We had double-digit inflation, double-digit unemployment and gas prices were at an all time high. In trying to decide whether to go the traditional higher learning route or learning a trade, I noticed that my hairstylist friends always had cash and some were even buying homes, even though housing prices were at an all time high.

The mother of one of my closest friends was a shampoo assistant in a shop. Every Saturday she came home with a car full of groceries—the gains of a hard day’s work in the shop. Licensed since the great depression, she told me that she always had money in her pocket during the ‘30s when most of America was out of work. When her husband lost his job during the ‘60s, it was her ability to style hair that put bread on the table until he was able to get back on his feet.

In good times and bad, the demand to look and therefore feel good has made our industry recession and depression proof.

The constant evolution of fashion fueled by the creative core of our industry is a huge draw to those who aren’t drawn to traditional corporate careers. We all know the perception that beauty school is for the uneducatable. The reality is that all the requisite skills to succeed in the corporate and business environment are alive and well in the beauty industry.

The ability to write your own job description and follow that path to the financial and creative abundance we all deserve is another draw to enter the beauty profession. Master hair cutter, colorist, spa technician, educator, salon manager, the choices are endless.

Our industry is global. Fashion has no boundaries, except those we make for ourselves. We can work anywhere our talent, expertise and passion will take us, insuring untold freedom and independence—both creatively and financially.

The educational opportunities in our industry have never been as plentiful as they are now, with options to meet the specific needs of any future industry professional. Many of these schools are creating strategic alliances with professional hair product companies and educational resource providers to offer state of the art training resources for their students. Advanced schools offer continuing education to keep pace with emerging trends and assure we stay relevant in an ever-evolving fashion and business landscape.

Where it comes to schools, the choices start with high-end boutique schools with identifiable cultures of education to affordable quality chain schools and individually owned beauty schools and academies throughout the U.S. of every description.

Most schools offer more than the traditional tuition, grants, scholarships and student loans for those who need financial assistance. There are also organizations that work to guarantee quality education and protect students’ economic rights by certifying and accrediting schools. Doing so assures the integrity of the education they are seeking.

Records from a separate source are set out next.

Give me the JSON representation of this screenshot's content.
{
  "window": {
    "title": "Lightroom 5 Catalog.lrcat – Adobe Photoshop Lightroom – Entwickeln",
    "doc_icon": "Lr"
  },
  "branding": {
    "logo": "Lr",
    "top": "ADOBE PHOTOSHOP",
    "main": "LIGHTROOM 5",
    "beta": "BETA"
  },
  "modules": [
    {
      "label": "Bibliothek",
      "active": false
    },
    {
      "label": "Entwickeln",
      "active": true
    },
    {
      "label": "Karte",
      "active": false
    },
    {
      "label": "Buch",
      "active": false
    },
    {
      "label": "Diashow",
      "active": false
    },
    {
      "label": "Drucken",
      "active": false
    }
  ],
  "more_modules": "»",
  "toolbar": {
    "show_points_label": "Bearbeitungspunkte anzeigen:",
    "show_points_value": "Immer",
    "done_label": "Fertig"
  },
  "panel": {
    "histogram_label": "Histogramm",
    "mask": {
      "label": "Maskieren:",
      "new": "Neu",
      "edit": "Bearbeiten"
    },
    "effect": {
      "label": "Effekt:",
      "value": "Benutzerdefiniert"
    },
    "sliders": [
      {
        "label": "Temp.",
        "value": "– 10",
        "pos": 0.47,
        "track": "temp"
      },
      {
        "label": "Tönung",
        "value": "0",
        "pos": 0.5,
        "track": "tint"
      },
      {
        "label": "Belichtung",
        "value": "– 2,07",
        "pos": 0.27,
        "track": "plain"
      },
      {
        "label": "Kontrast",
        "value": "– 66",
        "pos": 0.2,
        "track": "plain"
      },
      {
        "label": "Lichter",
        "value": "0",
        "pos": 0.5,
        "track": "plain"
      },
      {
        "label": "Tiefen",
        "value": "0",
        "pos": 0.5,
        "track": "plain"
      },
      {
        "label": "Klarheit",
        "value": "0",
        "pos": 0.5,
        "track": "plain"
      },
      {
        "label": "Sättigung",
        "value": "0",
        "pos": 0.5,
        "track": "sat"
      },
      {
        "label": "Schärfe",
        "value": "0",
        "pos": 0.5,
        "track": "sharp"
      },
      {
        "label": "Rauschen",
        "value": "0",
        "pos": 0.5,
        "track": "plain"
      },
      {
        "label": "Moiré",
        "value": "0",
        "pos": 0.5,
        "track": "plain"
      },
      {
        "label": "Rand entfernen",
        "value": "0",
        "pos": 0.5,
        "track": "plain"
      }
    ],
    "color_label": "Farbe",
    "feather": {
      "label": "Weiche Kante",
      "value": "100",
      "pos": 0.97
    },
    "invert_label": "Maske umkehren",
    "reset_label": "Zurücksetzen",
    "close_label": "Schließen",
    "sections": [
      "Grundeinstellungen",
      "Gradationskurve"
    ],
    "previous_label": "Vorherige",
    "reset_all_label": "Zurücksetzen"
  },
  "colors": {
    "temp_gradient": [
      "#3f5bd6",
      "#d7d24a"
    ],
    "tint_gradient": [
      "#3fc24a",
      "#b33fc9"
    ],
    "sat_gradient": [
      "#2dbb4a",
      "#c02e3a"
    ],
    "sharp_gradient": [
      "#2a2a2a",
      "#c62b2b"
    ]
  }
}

Many community colleges and trade technical institutions offer education in the industry through the public education sector. This is not only affordable, but the community colleges combine the traditional cosmetology course with an associate of arts degree, with completion of additional courses or units.

As an alternative to the traditional route, some states offer cosmetology and barber apprentice programs. This is on-the-job training by a mentoring master professional. In lieu of formal schools, this hands-on training in the workplace is combined with supplemental classroom education; it allows the apprentice to earn a wage while learning their craft. Most apprenticeships take longer than traditional school due to the nature of this form of training. Many apprentices build their clientele while being supervised in the salon and are well on their way to financial success by the time they complete their program and become journeyman stylists or barbers.

Now, as at no time before, our industry assures continued financial growth and creative achievement in uncertain economic and political times.

Jerry Tyler’s column Blue Highways is his “Road Less Traveled” perspective on the solutions and challenges facing the beauty industry. Jerry Tyler has been a stylist since 1975 serving as the former artistic director for Vidal Sassoon Academy and currently as Director of Education for Carlton Hair salons. He is also a licensed cosmetology instructor and has served as President of the California State Board of Barbering and Cosmetology.